Cell Commun Signal. 2026 Jun 08.
Wei-Yu Chen,
Kuan-Hua Huang,
Gagan Kajla,
Yu-Ching Wen,
Ming-Kun Liu,
Yu Ching Fan,
Phan Vu Thuy Dung,
Hsiu-Lien Yeh,
Wei-Hao Chen,
Kuo-Ching Jiang,
Han-Ru Li,
Cheng-Sheng Chen,
Jiaoti Huang,
Himisha Beltran,
Yen-Nien Liu.
Neuroendocrine prostate cancer (NEPC) is a lethal, treatment-resistant subtype that arises through lineage transdifferentiation from castration-resistant prostate cancer (CRPC) under selective pressure from androgen deprivation therapy.
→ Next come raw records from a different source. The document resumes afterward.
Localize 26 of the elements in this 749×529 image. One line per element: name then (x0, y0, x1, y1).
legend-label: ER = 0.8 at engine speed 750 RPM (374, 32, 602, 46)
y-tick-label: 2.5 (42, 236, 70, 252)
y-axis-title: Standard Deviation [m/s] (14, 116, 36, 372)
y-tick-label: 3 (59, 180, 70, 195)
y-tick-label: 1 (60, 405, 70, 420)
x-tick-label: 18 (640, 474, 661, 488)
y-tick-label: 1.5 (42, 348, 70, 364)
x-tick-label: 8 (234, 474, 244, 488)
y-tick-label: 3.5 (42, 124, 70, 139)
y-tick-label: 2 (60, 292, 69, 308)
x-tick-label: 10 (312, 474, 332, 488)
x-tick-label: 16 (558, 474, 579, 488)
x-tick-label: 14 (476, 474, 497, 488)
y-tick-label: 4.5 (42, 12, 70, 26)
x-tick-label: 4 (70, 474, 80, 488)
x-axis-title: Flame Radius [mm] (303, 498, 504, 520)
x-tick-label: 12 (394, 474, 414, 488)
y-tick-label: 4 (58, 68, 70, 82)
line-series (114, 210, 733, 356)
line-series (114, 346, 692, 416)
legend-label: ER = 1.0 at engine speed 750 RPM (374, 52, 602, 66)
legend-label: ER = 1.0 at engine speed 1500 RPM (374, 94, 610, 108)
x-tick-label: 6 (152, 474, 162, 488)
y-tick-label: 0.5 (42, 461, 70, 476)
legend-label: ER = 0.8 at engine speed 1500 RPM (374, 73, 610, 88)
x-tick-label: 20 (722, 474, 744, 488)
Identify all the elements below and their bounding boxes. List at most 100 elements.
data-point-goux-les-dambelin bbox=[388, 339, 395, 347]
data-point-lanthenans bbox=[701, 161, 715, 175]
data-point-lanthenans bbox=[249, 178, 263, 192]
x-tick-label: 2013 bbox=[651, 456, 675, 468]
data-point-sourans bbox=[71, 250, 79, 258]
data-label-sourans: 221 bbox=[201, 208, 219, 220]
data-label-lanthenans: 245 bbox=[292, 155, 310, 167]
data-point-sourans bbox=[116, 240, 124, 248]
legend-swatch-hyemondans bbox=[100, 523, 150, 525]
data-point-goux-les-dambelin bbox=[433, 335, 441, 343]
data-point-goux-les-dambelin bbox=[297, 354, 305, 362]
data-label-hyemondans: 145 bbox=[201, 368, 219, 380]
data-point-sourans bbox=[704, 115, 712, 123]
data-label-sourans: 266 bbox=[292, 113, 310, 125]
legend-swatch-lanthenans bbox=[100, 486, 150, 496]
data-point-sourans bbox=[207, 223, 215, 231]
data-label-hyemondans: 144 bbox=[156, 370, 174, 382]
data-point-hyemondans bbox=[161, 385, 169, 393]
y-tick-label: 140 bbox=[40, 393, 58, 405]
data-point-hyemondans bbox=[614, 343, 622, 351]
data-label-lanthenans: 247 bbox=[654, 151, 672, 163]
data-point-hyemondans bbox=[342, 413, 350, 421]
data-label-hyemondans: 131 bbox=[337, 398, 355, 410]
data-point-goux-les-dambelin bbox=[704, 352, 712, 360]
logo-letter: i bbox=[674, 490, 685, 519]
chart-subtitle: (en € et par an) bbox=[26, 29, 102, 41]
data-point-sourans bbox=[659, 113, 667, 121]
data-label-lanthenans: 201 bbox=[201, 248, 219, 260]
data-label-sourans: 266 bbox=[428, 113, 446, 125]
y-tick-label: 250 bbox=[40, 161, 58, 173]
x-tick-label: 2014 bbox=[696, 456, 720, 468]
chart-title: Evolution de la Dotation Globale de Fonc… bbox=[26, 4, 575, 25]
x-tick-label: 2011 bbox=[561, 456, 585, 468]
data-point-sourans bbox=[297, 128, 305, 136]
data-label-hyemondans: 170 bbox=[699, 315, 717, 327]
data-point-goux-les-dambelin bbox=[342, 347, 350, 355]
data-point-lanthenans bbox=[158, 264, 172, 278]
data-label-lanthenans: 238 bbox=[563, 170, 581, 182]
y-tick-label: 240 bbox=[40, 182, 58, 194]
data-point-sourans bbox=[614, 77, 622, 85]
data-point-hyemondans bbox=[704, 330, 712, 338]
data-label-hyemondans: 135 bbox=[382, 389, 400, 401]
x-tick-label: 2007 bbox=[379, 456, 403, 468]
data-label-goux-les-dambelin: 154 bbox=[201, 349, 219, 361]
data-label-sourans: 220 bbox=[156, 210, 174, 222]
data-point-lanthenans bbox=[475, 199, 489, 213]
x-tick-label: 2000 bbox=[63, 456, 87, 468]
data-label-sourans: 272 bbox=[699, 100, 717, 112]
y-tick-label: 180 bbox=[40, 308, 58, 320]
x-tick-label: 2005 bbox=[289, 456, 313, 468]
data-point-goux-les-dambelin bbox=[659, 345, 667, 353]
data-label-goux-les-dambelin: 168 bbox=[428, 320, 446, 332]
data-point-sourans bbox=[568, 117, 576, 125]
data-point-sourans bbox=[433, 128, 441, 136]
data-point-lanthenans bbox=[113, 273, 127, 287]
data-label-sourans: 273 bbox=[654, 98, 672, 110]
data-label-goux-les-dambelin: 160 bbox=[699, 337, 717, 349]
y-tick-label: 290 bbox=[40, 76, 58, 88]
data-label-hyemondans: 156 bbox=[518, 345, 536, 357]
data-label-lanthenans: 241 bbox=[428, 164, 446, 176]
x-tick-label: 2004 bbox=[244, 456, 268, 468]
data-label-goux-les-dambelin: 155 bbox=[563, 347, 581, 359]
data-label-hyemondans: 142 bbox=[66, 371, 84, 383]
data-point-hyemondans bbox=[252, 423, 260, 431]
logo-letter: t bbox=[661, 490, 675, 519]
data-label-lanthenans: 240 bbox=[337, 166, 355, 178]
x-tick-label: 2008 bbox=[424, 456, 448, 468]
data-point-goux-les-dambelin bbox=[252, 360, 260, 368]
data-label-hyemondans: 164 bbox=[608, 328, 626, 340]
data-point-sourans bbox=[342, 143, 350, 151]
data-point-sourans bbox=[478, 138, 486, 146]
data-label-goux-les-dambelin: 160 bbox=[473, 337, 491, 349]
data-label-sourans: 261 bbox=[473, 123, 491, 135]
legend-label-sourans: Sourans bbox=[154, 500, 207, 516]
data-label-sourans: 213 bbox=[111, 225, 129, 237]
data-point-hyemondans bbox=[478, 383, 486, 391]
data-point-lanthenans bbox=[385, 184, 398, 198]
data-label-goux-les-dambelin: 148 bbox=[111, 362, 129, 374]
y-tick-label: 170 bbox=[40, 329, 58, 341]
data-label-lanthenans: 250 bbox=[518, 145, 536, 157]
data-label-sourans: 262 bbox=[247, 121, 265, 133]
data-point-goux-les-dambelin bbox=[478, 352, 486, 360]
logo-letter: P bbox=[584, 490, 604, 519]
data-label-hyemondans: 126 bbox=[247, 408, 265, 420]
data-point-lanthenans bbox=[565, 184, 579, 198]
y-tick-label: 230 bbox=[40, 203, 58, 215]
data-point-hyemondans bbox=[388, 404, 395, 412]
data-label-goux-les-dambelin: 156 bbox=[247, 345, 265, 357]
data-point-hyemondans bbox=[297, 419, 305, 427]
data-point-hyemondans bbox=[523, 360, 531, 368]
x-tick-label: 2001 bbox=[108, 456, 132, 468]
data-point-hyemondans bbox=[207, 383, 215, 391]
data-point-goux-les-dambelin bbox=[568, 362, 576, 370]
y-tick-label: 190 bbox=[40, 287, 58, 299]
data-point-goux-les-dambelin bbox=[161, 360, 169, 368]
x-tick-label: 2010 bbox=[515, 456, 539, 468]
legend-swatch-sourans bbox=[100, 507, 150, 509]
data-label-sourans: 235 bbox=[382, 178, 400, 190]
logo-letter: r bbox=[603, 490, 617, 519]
Although EGFR tyrosine kinase inhibitors (TKIs) represent a rational therapeutic strategy, their clinical efficacy remains limited, and the underlying resistance mechanisms are poorly defined. Through integrated molecular and functional analyses, we identified the mitochondrial succinyl-CoA ligase subunit SUCLG2 as a critical driver of neuroendocrine differentiation and EGFR-TKI resistance. EGF stimulation induced SUCLG2 nuclear translocation, where it formed a complex with phosphorylated EGFR and co-activated VEGFA transcription through co-occupancy of the VEGFA promoter to drive neuroendocrine gene programs. SUCLG2 overexpression conferred erlotinib resistance in vitro, whereas its depletion restored TKI sensitivity and impaired xenograft tumor growth, effects that were rescued by VEGFA reconstitution. Through in silico drug screening, we identified phenethyl isothiocyanate (PEITC) as a compound that reverses the SUCLG2-associated transcriptional signature and synergized with erlotinib to suppress patient-derived NEPC organoid growth and reduce xenograft tumor burden in vivo. In clinical specimens from CRPC patients and NEPC patient-derived xenografts, progressive nuclear co-accumulation of SUCLG2 and EGFR alongside elevated VEGFA expression correlated with disease advancement. Collectively, these findings define a non-canonical nuclear SUCLG2/EGFR/VEGFA signaling axis that mediates NEPC progression and therapeutic resistance, providing mechanistic rationale for combined SUCLG2 and EGFR inhibition as a strategy to overcome treatment resistance in this lethal malignancy.